If that causal relationship does not happen to align with their world view, of course, they will be right onto you with the old correlation-does-not-imply-causation mantra.
You should still be curious as to why those correlations exist. It's still important even when the reason is p-hacking, since then you can identify dubious statistics.
I don't remember who said that (pretty sure that it was R Monroe in xkcd, as usual): correlation is not causation but the data is heavily winking at you (it was more funny in his words)
Of course it was xkcd: https://xkcd.com/552/. The exact text is: "Correlation doesn't imply causation, but it does waggle its eyebrows suggestively and gesture furtively while mouthing 'look over there'."

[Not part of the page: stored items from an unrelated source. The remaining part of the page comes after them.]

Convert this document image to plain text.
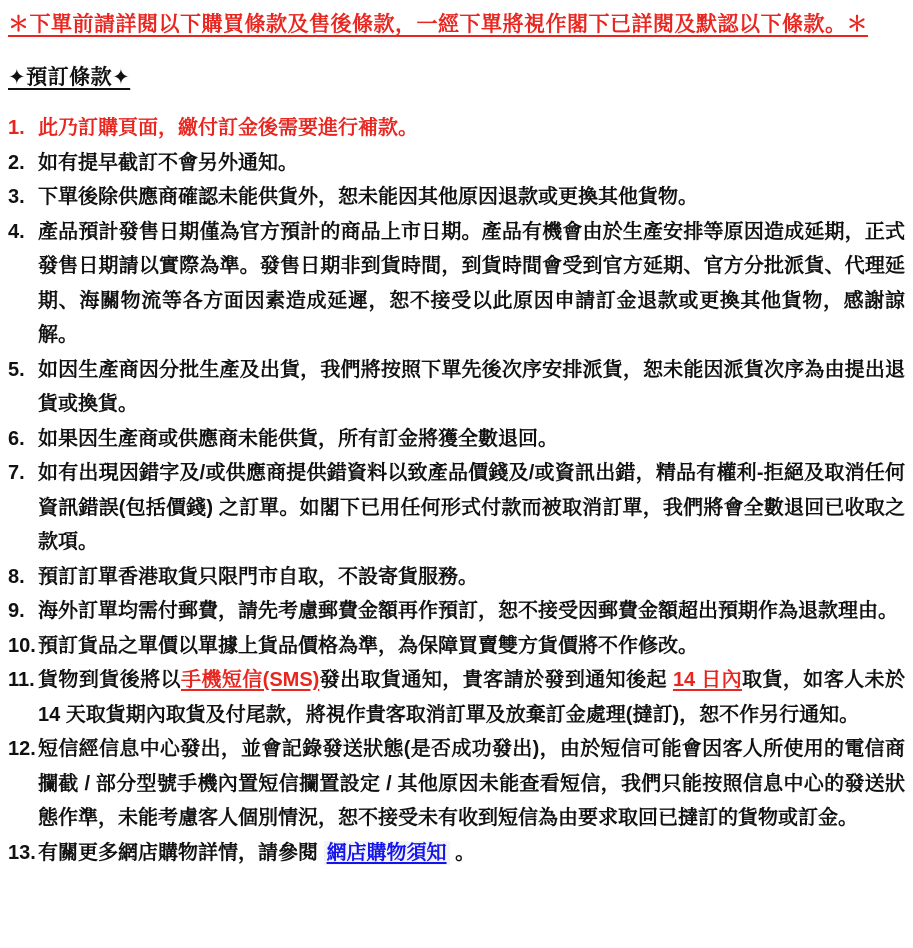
＊下單前請詳閱以下購買條款及售後條款，一經下單將視作閣下已詳閱及默認以下條款。＊
✦預訂條款✦
1. 此乃訂購頁面，繳付訂金後需要進行補款。
2. 如有提早截訂不會另外通知。
3. 下單後除供應商確認未能供貨外，恕未能因其他原因退款或更換其他貨物。
4. 產品預計發售日期僅為官方預計的商品上市日期。產品有機會由於生產安排等原因造成延期，正式發售日期請以實際為準。發售日期非到貨時間，到貨時間會受到官方延期、官方分批派貨、代理延期、海關物流等各方面因素造成延遲，恕不接受以此原因申請訂金退款或更換其他貨物，感謝諒解。
5. 如因生產商因分批生產及出貨，我們將按照下單先後次序安排派貨，恕未能因派貨次序為由提出退貨或換貨。
6. 如果因生產商或供應商未能供貨，所有訂金將獲全數退回。
7. 如有出現因錯字及/或供應商提供錯資料以致產品價錢及/或資訊出錯，精品有權利-拒絕及取消任何資訊錯誤(包括價錢) 之訂單。如閣下已用任何形式付款而被取消訂單，我們將會全數退回已收取之款項。
8. 預訂訂單香港取貨只限門市自取，不設寄貨服務。
9. 海外訂單均需付郵費，請先考慮郵費金額再作預訂，恕不接受因郵費金額超出預期作為退款理由。
10. 預訂貨品之單價以單據上貨品價格為準，為保障買賣雙方貨價將不作修改。
11. 貨物到貨後將以手機短信(SMS)發出取貨通知，貴客請於發到通知後起 14 日內取貨，如客人未於 14 天取貨期內取貨及付尾款，將視作貴客取消訂單及放棄訂金處理(撻訂)，恕不作另行通知。
12. 短信經信息中心發出，並會記錄發送狀態(是否成功發出)，由於短信可能會因客人所使用的電信商攔截 / 部分型號手機內置短信攔置設定 / 其他原因未能查看短信，我們只能按照信息中心的發送狀態作準，未能考慮客人個別情況，恕不接受未有收到短信為由要求取回已撻訂的貨物或訂金。
13. 有關更多網店購物詳情，請參閱 網店購物須知 。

The average citizen doesn't need to craft casual theories, they need to be able to look at them critically. Yes, an introductory statistics course doesn't cover everything, but it's absolutely the 20% effort that gets 80% of the results. Most of the worst misinformation I've seen lately surrounding covid, vaccines, etc, would be solved if everyone had a basic understanding of introductory stats as currently taught.

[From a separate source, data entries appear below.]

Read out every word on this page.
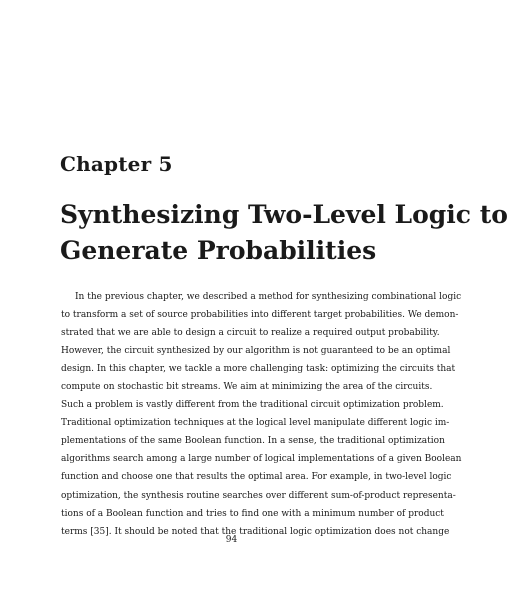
Chapter 5
Synthesizing Two-Level Logic to
Generate Probabilities
In the previous chapter, we described a method for synthesizing combinational logic
to transform a set of source probabilities into different target probabilities. We demon-
strated that we are able to design a circuit to realize a required output probability.
However, the circuit synthesized by our algorithm is not guaranteed to be an optimal
design. In this chapter, we tackle a more challenging task: optimizing the circuits that
compute on stochastic bit streams. We aim at minimizing the area of the circuits.
Such a problem is vastly different from the traditional circuit optimization problem.
Traditional optimization techniques at the logical level manipulate different logic im-
plementations of the same Boolean function. In a sense, the traditional optimization
algorithms search among a large number of logical implementations of a given Boolean
function and choose one that results the optimal area. For example, in two-level logic
optimization, the synthesis routine searches over different sum-of-product representa-
tions of a Boolean function and tries to find one with a minimum number of product
terms [35]. It should be noted that the traditional logic optimization does not change
94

If we can get there, then we can talk about what we can do to improve things from there.
> The average citizen doesn't need to craft casual theories, they need to be able to look at them critically
Yes, I agree, and this is precisely my point. My experience with introductory stats was a heavy focus on the technical details, when in fact what would be more effective is focusing on statistical logic.

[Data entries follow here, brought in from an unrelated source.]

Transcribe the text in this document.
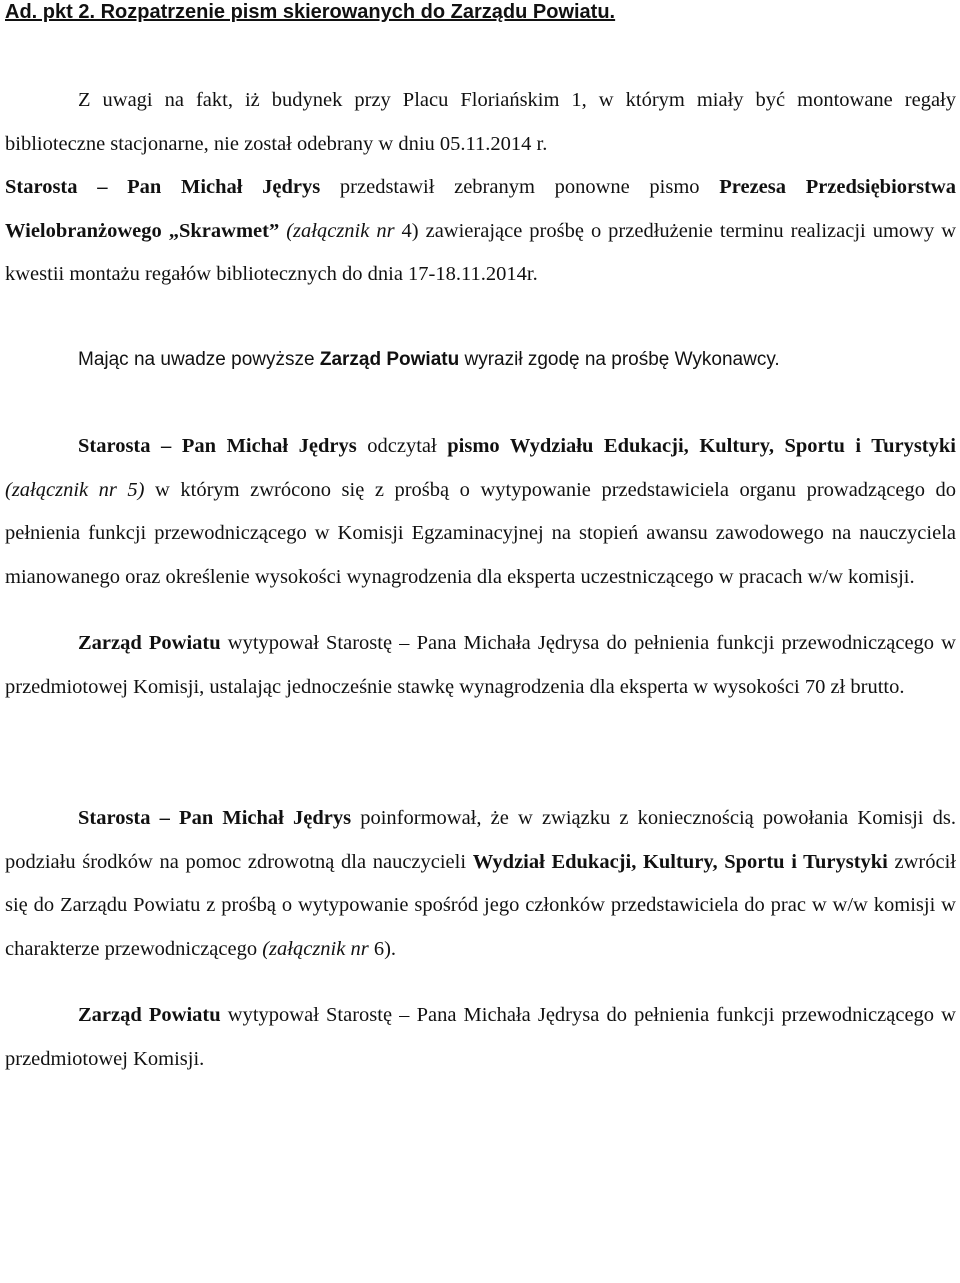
Ad. pkt 2. Rozpatrzenie pism skierowanych do Zarządu Powiatu.

Z uwagi na fakt, iż budynek przy Placu Floriańskim 1, w którym miały być montowane regały biblioteczne stacjonarne, nie został odebrany w dniu 05.11.2014 r.
Starosta – Pan Michał Jędrys przedstawił zebranym ponowne pismo Prezesa Przedsiębiorstwa Wielobranżowego „Skrawmet” (załącznik nr 4) zawierające prośbę o przedłużenie terminu realizacji umowy w kwestii montażu regałów bibliotecznych do dnia 17-18.11.2014r.

Mając na uwadze powyższe Zarząd Powiatu wyraził zgodę na prośbę Wykonawcy.

Starosta – Pan Michał Jędrys odczytał pismo Wydziału Edukacji, Kultury, Sportu i Turystyki (załącznik nr 5) w którym zwrócono się z prośbą o wytypowanie przedstawiciela organu prowadzącego do pełnienia funkcji przewodniczącego w Komisji Egzaminacyjnej na stopień awansu zawodowego na nauczyciela mianowanego oraz określenie wysokości wynagrodzenia dla eksperta uczestniczącego w pracach w/w komisji.

Zarząd Powiatu wytypował Starostę – Pana Michała Jędrysa do pełnienia funkcji przewodniczącego w przedmiotowej Komisji, ustalając jednocześnie stawkę wynagrodzenia dla eksperta w wysokości 70 zł brutto.

Starosta – Pan Michał Jędrys poinformował, że w związku z koniecznością powołania Komisji ds. podziału środków na pomoc zdrowotną dla nauczycieli Wydział Edukacji, Kultury, Sportu i Turystyki zwrócił się do Zarządu Powiatu z prośbą o wytypowanie spośród jego członków przedstawiciela do prac w w/w komisji w charakterze przewodniczącego (załącznik nr 6).

Zarząd Powiatu wytypował Starostę – Pana Michała Jędrysa do pełnienia funkcji przewodniczącego w przedmiotowej Komisji.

I’m specifically thinking that something like Judea Pearl’s The Book of Why would be good to introduce early in stats education.
I think the biggest thing is whether people have a desire to dig deeper or not. I seems there are many people who just want to believe what they are told as long as it matches their beliefs.
I think you underestimate the fact that most of the people we are talking about are more accustomed to "magical thinking". Any stats education that didn't align with their core beliefs would be dismissed as wrong. Even if you could proof out everything and they had the core intellectual horsepower to understand there is a level of belief in belief that underlies their worldview that you can't overcome.
I think I agree. Instead of stats I would propose critical thinking. Critical thinking was one of the more engaging classes for me. It covered a vast array of fallacies and how they can be exploited in real world. I am not sure if it is a common requirement now, but it certainly should be.
> Most of the worst misinformation I've seen lately surrounding covid, vaccines, etc, would be solved if everyone had a basic understanding of introductory stats as currently taught.
I don't know, most of the misinformation on the matter I've seen is just flat out wrong. Not misinterpreting statistics incorrect, just flat out lying, using false numbers or statements, etc. Having a cursory knowledge of statistics won't help you if you're incapable of Googling to check if a statistic is true or not.
"Most of the worst misinformation I've seen lately surrounding covid, vaccines, etc, would be solved if everyone had a basic understanding of introductory stats as currently taught."
I think a lot of it is more ideological at the "average" citizen level - on both sides. Most people aren't looking at the data, they're believing whatever they're told that aligns with their personal beliefs.
Can you point to a good source on that? The stats books that I've seen seem to treat it as a collection of tools, and causality in computer science (AI) seems like a separate subfield with the do operator and all that.
I guess you may be familiar with Judea Pearl’s work already, but he did write a popular treatment of the subject in The Book of Why. I’m not trying to put computer scientists on a pedestal, but there is something about the uncompromising rigor that comes with putting abstractions inside brainless machines.
Thanks for the tip, I'd read some material of his from the 1980s that helped me to start understanding bayesian networks, it inspired me to revisit my university statistics course which was fruitful. I am a sucker for pop sci!